Tuesday 17th February 2015

Network Network Interruption

Experiencing packet loss within network core.

  • Update (20:54): The issue has been traced to an access switch flooding the upstream network with traffic. As it is non responsive, it is being power cycled, which can take up to 5 minutes to complete.
  • Update (21:05): A power cycle hasn’t resolved the issue. An engineer is on site investigating now.
  • Update (21:57): The failed device has been removed from the network completely and replaced with a new unit. The device configuration has been applied and traffic appears to be flowing normally amongst other access switches in the stack.


Our report from the incident is as follows.


Significant packet loss, causing over 50% of packets to be dropped to a single rack of equipment and a secondary symptomatic effect of <10% loss within the network core. This had a significant effect on servers at Joule House, causing a total service loss to the servers connected to the respective access switch stack.

Outage Length

The duration was 63 minutes.

Underlying cause

Flooding within a single access switch, causing significant control plane CPU consumption within other network devices.

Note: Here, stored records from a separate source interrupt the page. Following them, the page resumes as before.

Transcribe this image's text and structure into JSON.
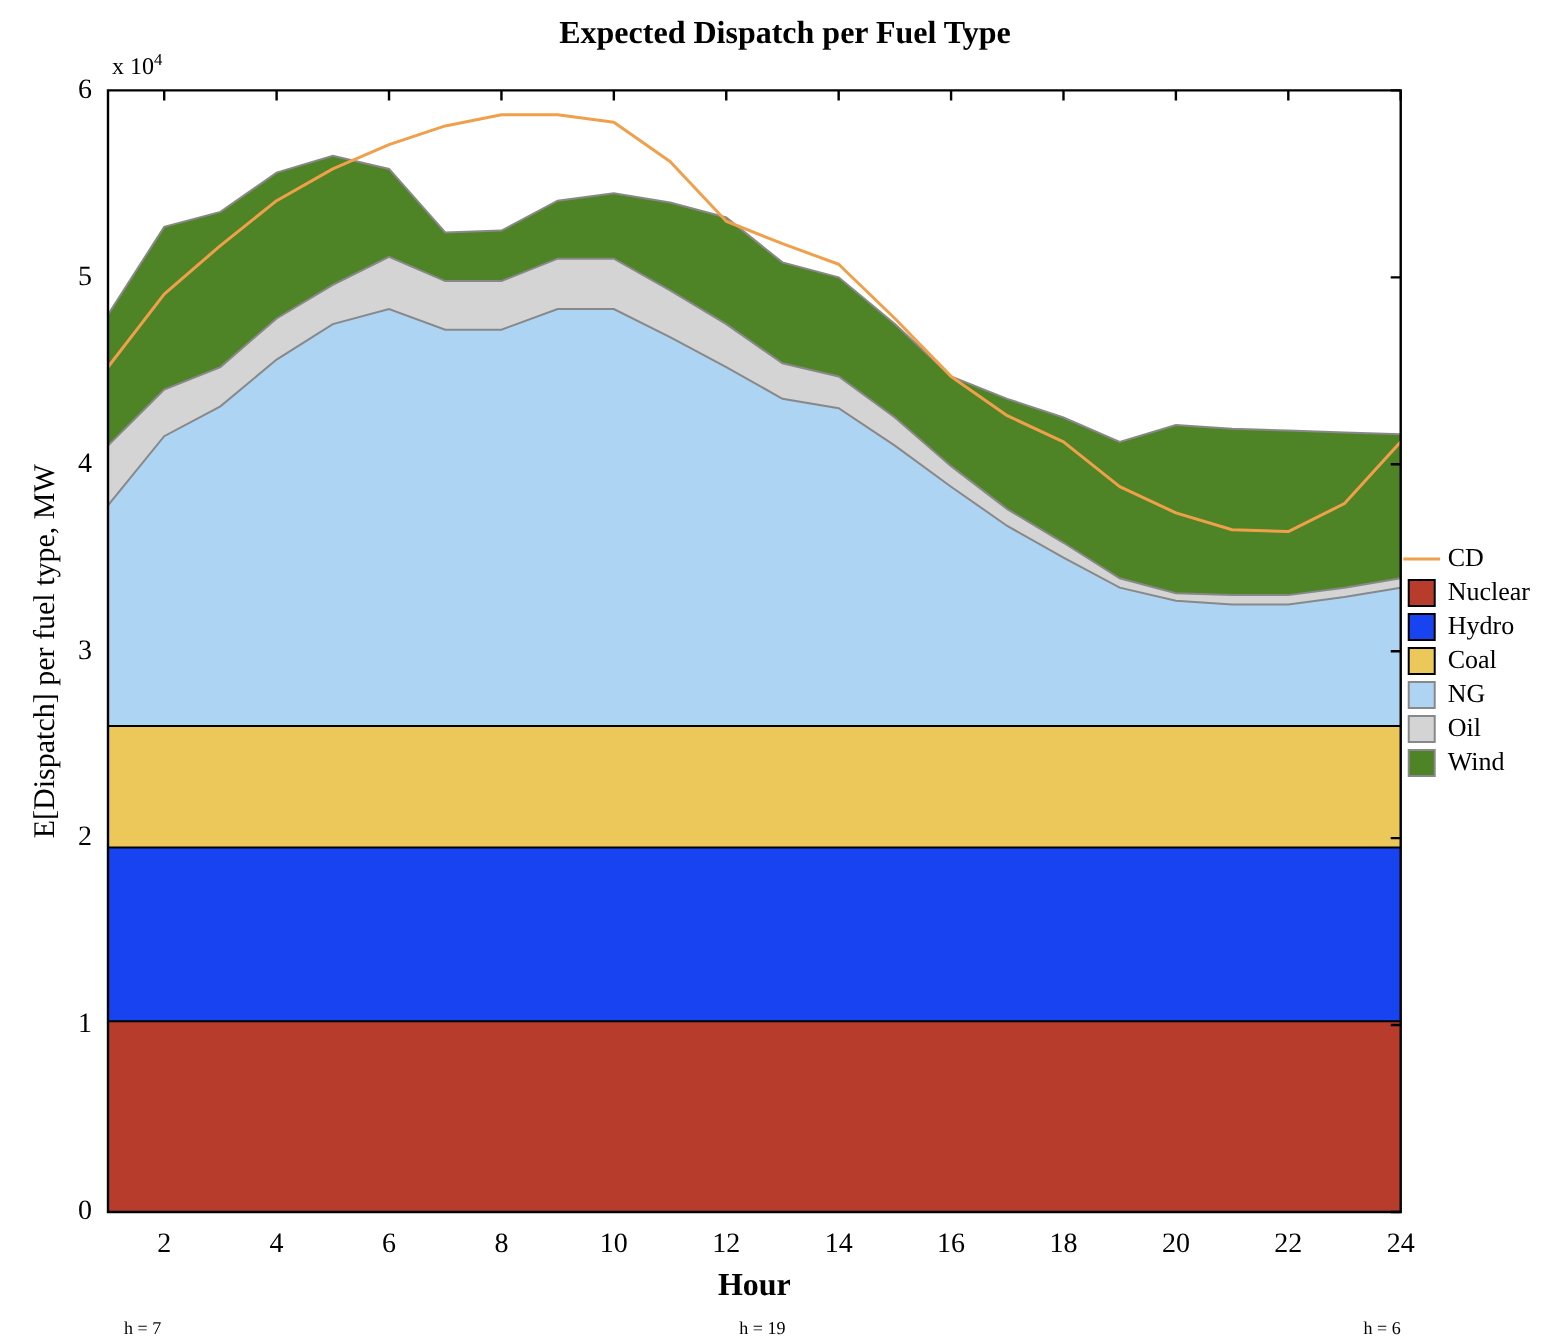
{
  "chart_data": {
    "type": "area",
    "title": "Expected Dispatch per Fuel Type",
    "xlabel": "Hour",
    "ylabel": "E[Dispatch] per fuel type, MW",
    "x": [
      1,
      2,
      3,
      4,
      5,
      6,
      7,
      8,
      9,
      10,
      11,
      12,
      13,
      14,
      15,
      16,
      17,
      18,
      19,
      20,
      21,
      22,
      23,
      24
    ],
    "stacked": true,
    "series": [
      {
        "name": "Nuclear",
        "color": "#b83c2b",
        "values": [
          1.02,
          1.02,
          1.02,
          1.02,
          1.02,
          1.02,
          1.02,
          1.02,
          1.02,
          1.02,
          1.02,
          1.02,
          1.02,
          1.02,
          1.02,
          1.02,
          1.02,
          1.02,
          1.02,
          1.02,
          1.02,
          1.02,
          1.02,
          1.02
        ]
      },
      {
        "name": "Hydro",
        "color": "#1843f0",
        "values": [
          0.93,
          0.93,
          0.93,
          0.93,
          0.93,
          0.93,
          0.93,
          0.93,
          0.93,
          0.93,
          0.93,
          0.93,
          0.93,
          0.93,
          0.93,
          0.93,
          0.93,
          0.93,
          0.93,
          0.93,
          0.93,
          0.93,
          0.93,
          0.93
        ]
      },
      {
        "name": "Coal",
        "color": "#ecc85a",
        "values": [
          0.65,
          0.65,
          0.65,
          0.65,
          0.65,
          0.65,
          0.65,
          0.65,
          0.65,
          0.65,
          0.65,
          0.65,
          0.65,
          0.65,
          0.65,
          0.65,
          0.65,
          0.65,
          0.65,
          0.65,
          0.65,
          0.65,
          0.65,
          0.65
        ]
      },
      {
        "name": "NG",
        "color": "#aed4f4",
        "values": [
          1.18,
          1.55,
          1.71,
          1.96,
          2.15,
          2.23,
          2.12,
          2.12,
          2.23,
          2.23,
          2.08,
          1.92,
          1.75,
          1.7,
          1.5,
          1.28,
          1.07,
          0.9,
          0.74,
          0.67,
          0.65,
          0.65,
          0.69,
          0.74
        ]
      },
      {
        "name": "Oil",
        "color": "#d4d4d4",
        "values": [
          0.32,
          0.25,
          0.21,
          0.22,
          0.21,
          0.28,
          0.26,
          0.26,
          0.27,
          0.27,
          0.25,
          0.23,
          0.19,
          0.17,
          0.15,
          0.11,
          0.09,
          0.08,
          0.05,
          0.04,
          0.05,
          0.05,
          0.05,
          0.05
        ]
      },
      {
        "name": "Wind",
        "color": "#4e8425",
        "values": [
          0.7,
          0.87,
          0.83,
          0.78,
          0.69,
          0.47,
          0.26,
          0.27,
          0.31,
          0.35,
          0.47,
          0.57,
          0.54,
          0.53,
          0.5,
          0.48,
          0.59,
          0.67,
          0.73,
          0.9,
          0.89,
          0.88,
          0.83,
          0.77
        ]
      },
      {
        "name": "CD",
        "type": "line",
        "color": "#f0a04a",
        "values": [
          4.52,
          4.91,
          5.17,
          5.41,
          5.58,
          5.71,
          5.81,
          5.87,
          5.87,
          5.83,
          5.62,
          5.3,
          5.18,
          5.07,
          4.78,
          4.47,
          4.26,
          4.12,
          3.88,
          3.74,
          3.65,
          3.64,
          3.79,
          4.12
        ]
      }
    ],
    "xlim": [
      1,
      24
    ],
    "xticks": [
      2,
      4,
      6,
      8,
      10,
      12,
      14,
      16,
      18,
      20,
      22,
      24
    ],
    "ylim": [
      0,
      6
    ],
    "yticks": [
      0,
      1,
      2,
      3,
      4,
      5,
      6
    ],
    "grid": false,
    "legend": "right",
    "line_style": "solid",
    "marker": "none",
    "annotations": [
      "x 10$^{4}$",
      "h = 7",
      "h = 19",
      "h = 6"
    ]
  }
}
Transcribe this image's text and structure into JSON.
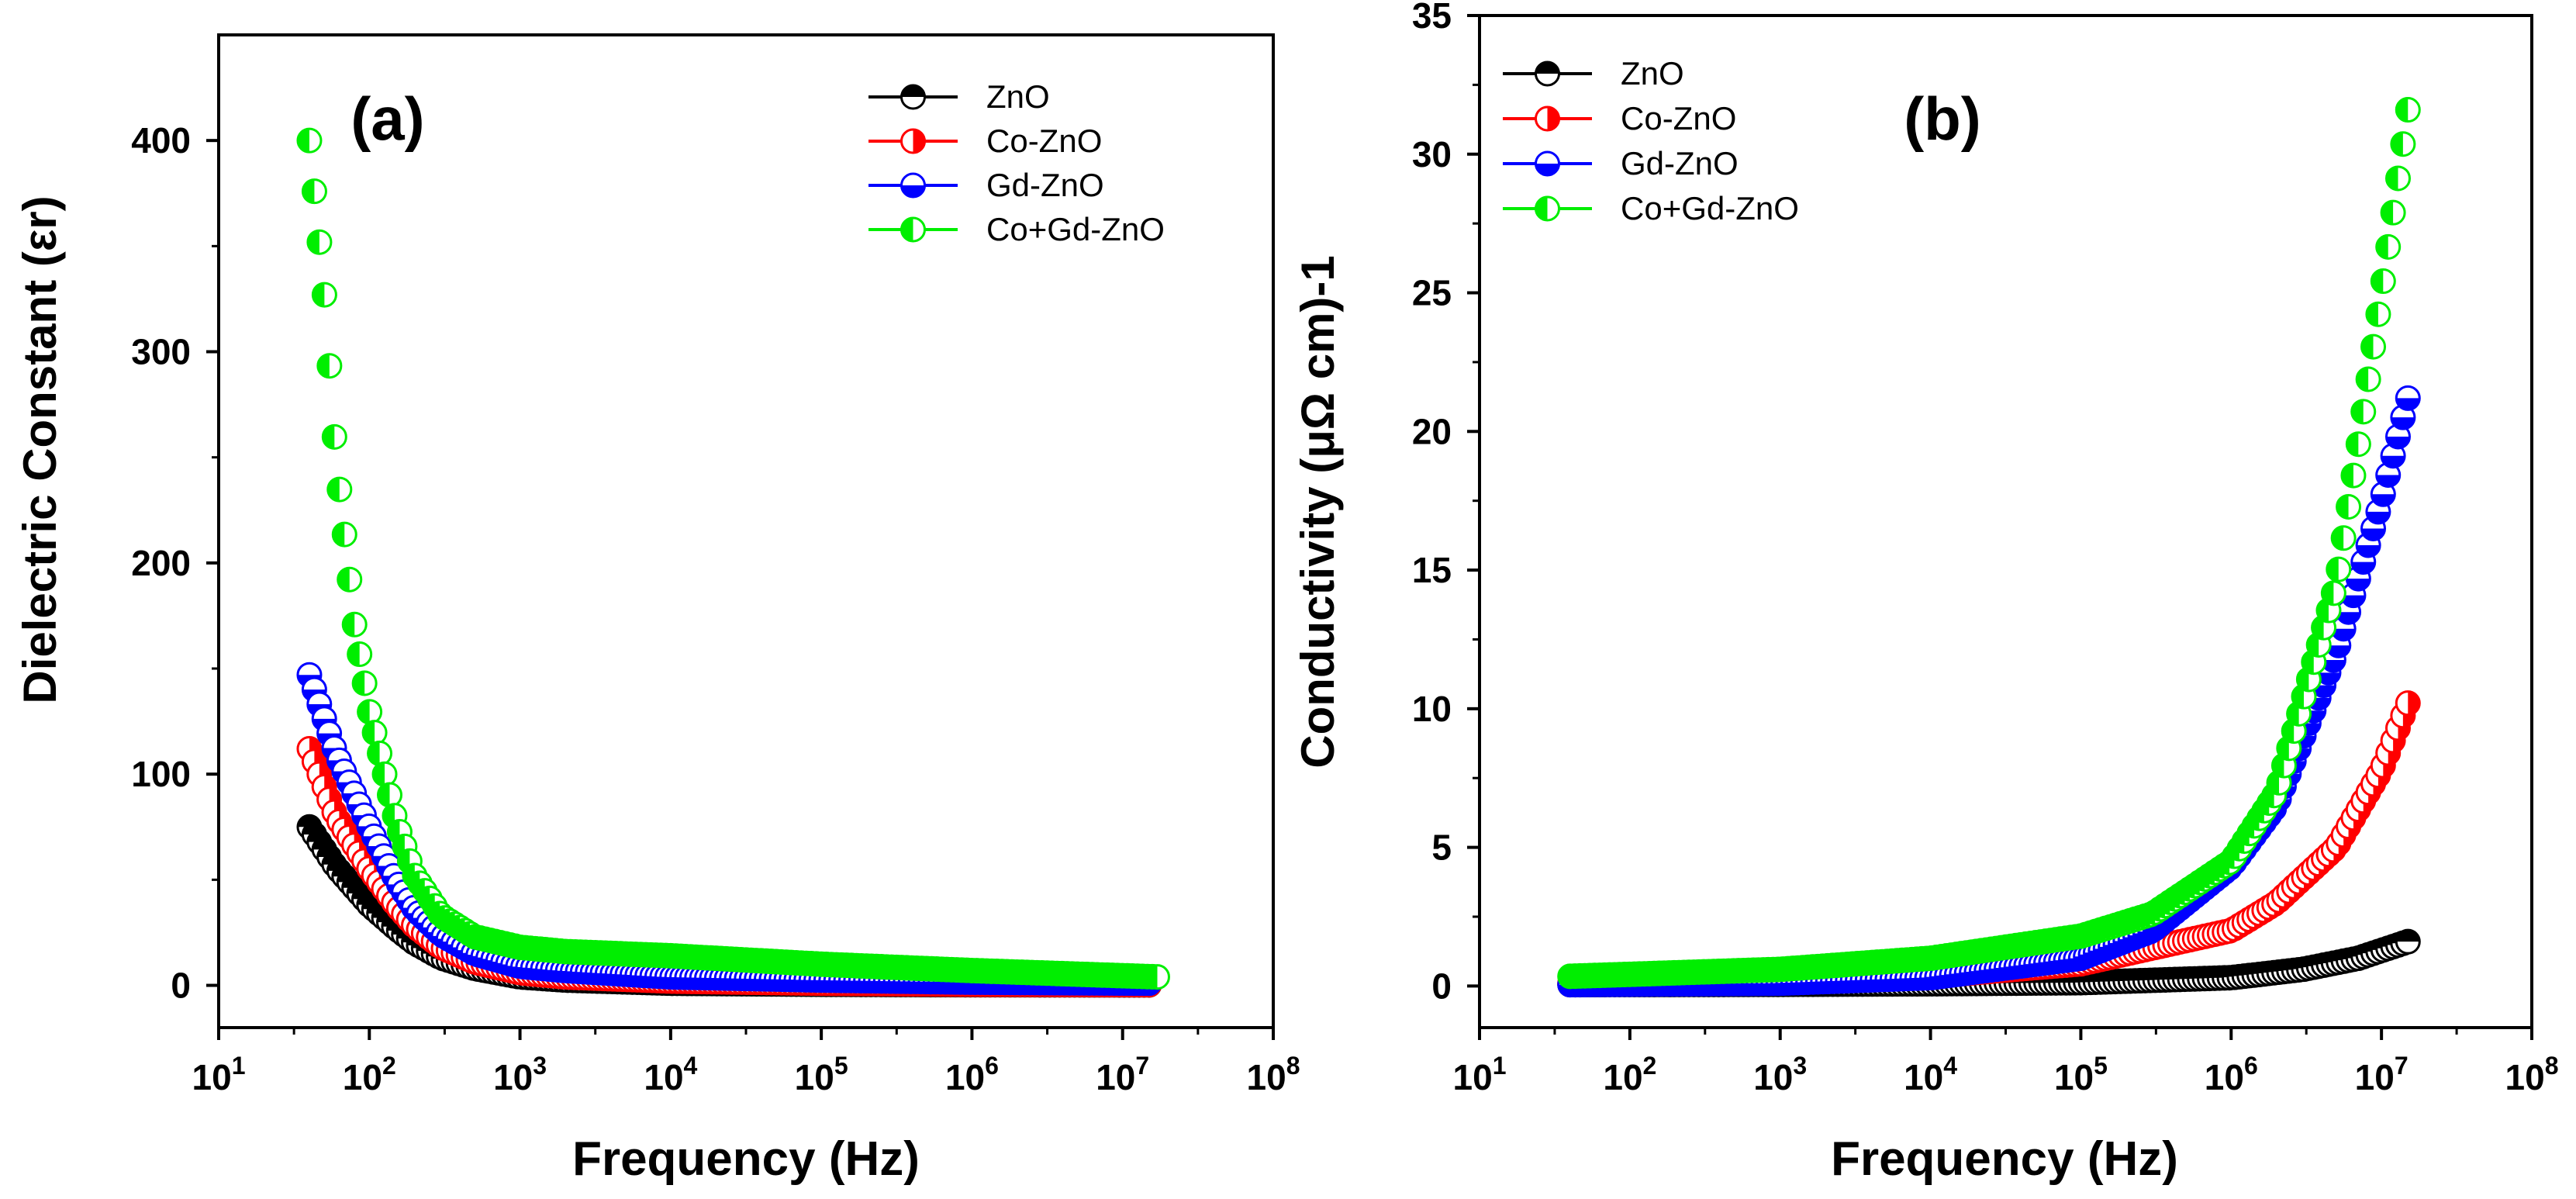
{
  "chart_data": [
    {
      "type": "scatter",
      "panel_label": "(a)",
      "xlabel": "Frequency (Hz)",
      "ylabel": "Dielectric Constant (εr)",
      "x_scale": "log",
      "xlim": [
        10,
        100000000
      ],
      "ylim": [
        -20,
        450
      ],
      "x_ticks": [
        {
          "base": "10",
          "exp": "1"
        },
        {
          "base": "10",
          "exp": "2"
        },
        {
          "base": "10",
          "exp": "3"
        },
        {
          "base": "10",
          "exp": "4"
        },
        {
          "base": "10",
          "exp": "5"
        },
        {
          "base": "10",
          "exp": "6"
        },
        {
          "base": "10",
          "exp": "7"
        },
        {
          "base": "10",
          "exp": "8"
        }
      ],
      "y_ticks": [
        0,
        100,
        200,
        300,
        400
      ],
      "legend": [
        "ZnO",
        "Co-ZnO",
        "Gd-ZnO",
        "Co+Gd-ZnO"
      ],
      "legend_position": "top-right",
      "series": [
        {
          "name": "ZnO",
          "color": "#000000",
          "fill": "top",
          "x": [
            40,
            60,
            100,
            150,
            200,
            300,
            500,
            1000,
            2000,
            10000,
            100000,
            1000000,
            15000000
          ],
          "y": [
            75,
            56,
            38,
            27,
            20,
            13,
            8,
            4,
            2.5,
            1,
            0.5,
            0.3,
            0.2
          ]
        },
        {
          "name": "Co-ZnO",
          "color": "#ff0000",
          "fill": "right",
          "x": [
            40,
            60,
            100,
            150,
            200,
            300,
            500,
            1000,
            2000,
            10000,
            100000,
            1000000,
            15000000
          ],
          "y": [
            112,
            80,
            55,
            38,
            28,
            18,
            11,
            6,
            4,
            2,
            1,
            0.5,
            0.3
          ]
        },
        {
          "name": "Gd-ZnO",
          "color": "#0000ff",
          "fill": "bottom",
          "x": [
            40,
            60,
            100,
            150,
            200,
            300,
            500,
            1000,
            2000,
            10000,
            100000,
            1000000,
            15000000
          ],
          "y": [
            147,
            110,
            75,
            50,
            36,
            24,
            15,
            9,
            7,
            4,
            2.5,
            1.5,
            1
          ]
        },
        {
          "name": "Co+Gd-ZnO",
          "color": "#00ee00",
          "fill": "left",
          "x": [
            40,
            50,
            60,
            80,
            100,
            150,
            200,
            300,
            500,
            1000,
            2000,
            10000,
            100000,
            1000000,
            17000000
          ],
          "y": [
            400,
            330,
            250,
            170,
            130,
            78,
            52,
            33,
            23,
            18,
            16,
            14,
            10,
            7,
            4
          ]
        }
      ]
    },
    {
      "type": "scatter",
      "panel_label": "(b)",
      "xlabel": "Frequency (Hz)",
      "ylabel": "Conductivity (μΩ cm)-1",
      "x_scale": "log",
      "xlim": [
        10,
        100000000
      ],
      "ylim": [
        -1.5,
        35
      ],
      "x_ticks": [
        {
          "base": "10",
          "exp": "1"
        },
        {
          "base": "10",
          "exp": "2"
        },
        {
          "base": "10",
          "exp": "3"
        },
        {
          "base": "10",
          "exp": "4"
        },
        {
          "base": "10",
          "exp": "5"
        },
        {
          "base": "10",
          "exp": "6"
        },
        {
          "base": "10",
          "exp": "7"
        },
        {
          "base": "10",
          "exp": "8"
        }
      ],
      "y_ticks": [
        0,
        5,
        10,
        15,
        20,
        25,
        30,
        35
      ],
      "legend": [
        "ZnO",
        "Co-ZnO",
        "Gd-ZnO",
        "Co+Gd-ZnO"
      ],
      "legend_position": "top-left",
      "series": [
        {
          "name": "ZnO",
          "color": "#000000",
          "fill": "top",
          "x": [
            40,
            1000,
            10000,
            100000,
            1000000,
            3000000,
            7000000,
            15000000
          ],
          "y": [
            0.05,
            0.06,
            0.08,
            0.12,
            0.3,
            0.6,
            1.0,
            1.6
          ]
        },
        {
          "name": "Co-ZnO",
          "color": "#ff0000",
          "fill": "right",
          "x": [
            40,
            1000,
            10000,
            100000,
            1000000,
            2000000,
            5000000,
            10000000,
            15000000
          ],
          "y": [
            0.1,
            0.2,
            0.35,
            0.8,
            2.0,
            3.0,
            5.0,
            7.8,
            10.2
          ]
        },
        {
          "name": "Gd-ZnO",
          "color": "#0000ff",
          "fill": "bottom",
          "x": [
            40,
            1000,
            10000,
            100000,
            300000,
            1000000,
            2000000,
            5000000,
            10000000,
            15000000
          ],
          "y": [
            0.05,
            0.1,
            0.3,
            1.0,
            2.0,
            4.3,
            6.5,
            12.0,
            17.5,
            21.2
          ]
        },
        {
          "name": "Co+Gd-ZnO",
          "color": "#00ee00",
          "fill": "left",
          "x": [
            40,
            1000,
            10000,
            100000,
            300000,
            1000000,
            2000000,
            5000000,
            7000000,
            10000000,
            15000000
          ],
          "y": [
            0.35,
            0.6,
            1.0,
            1.8,
            2.6,
            4.5,
            7.0,
            14.5,
            19.5,
            25.0,
            31.6
          ]
        }
      ]
    }
  ]
}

Our external monitoring probes immediately reported the fault. End users will have noticed the issue as it had an effect on overall service.


The switch generating the traffic was observed to be consuming 100% CPU, it was initially power cycled in the hope that the device would become responsive again. Unfortunately, the issue propagated to the remaining 5 switches within the stack (in a single rack), generating further problems.

To avoid major network disruption for the entire location, all access switches were powered off simultaneously, then powered back up one at a time. This restored service and resolved the issue at hand.

Technical reports will be submitted to the vendor for analysis, however, with upcoming access-layer networking upgrades, it is unlikely this will be pursued further.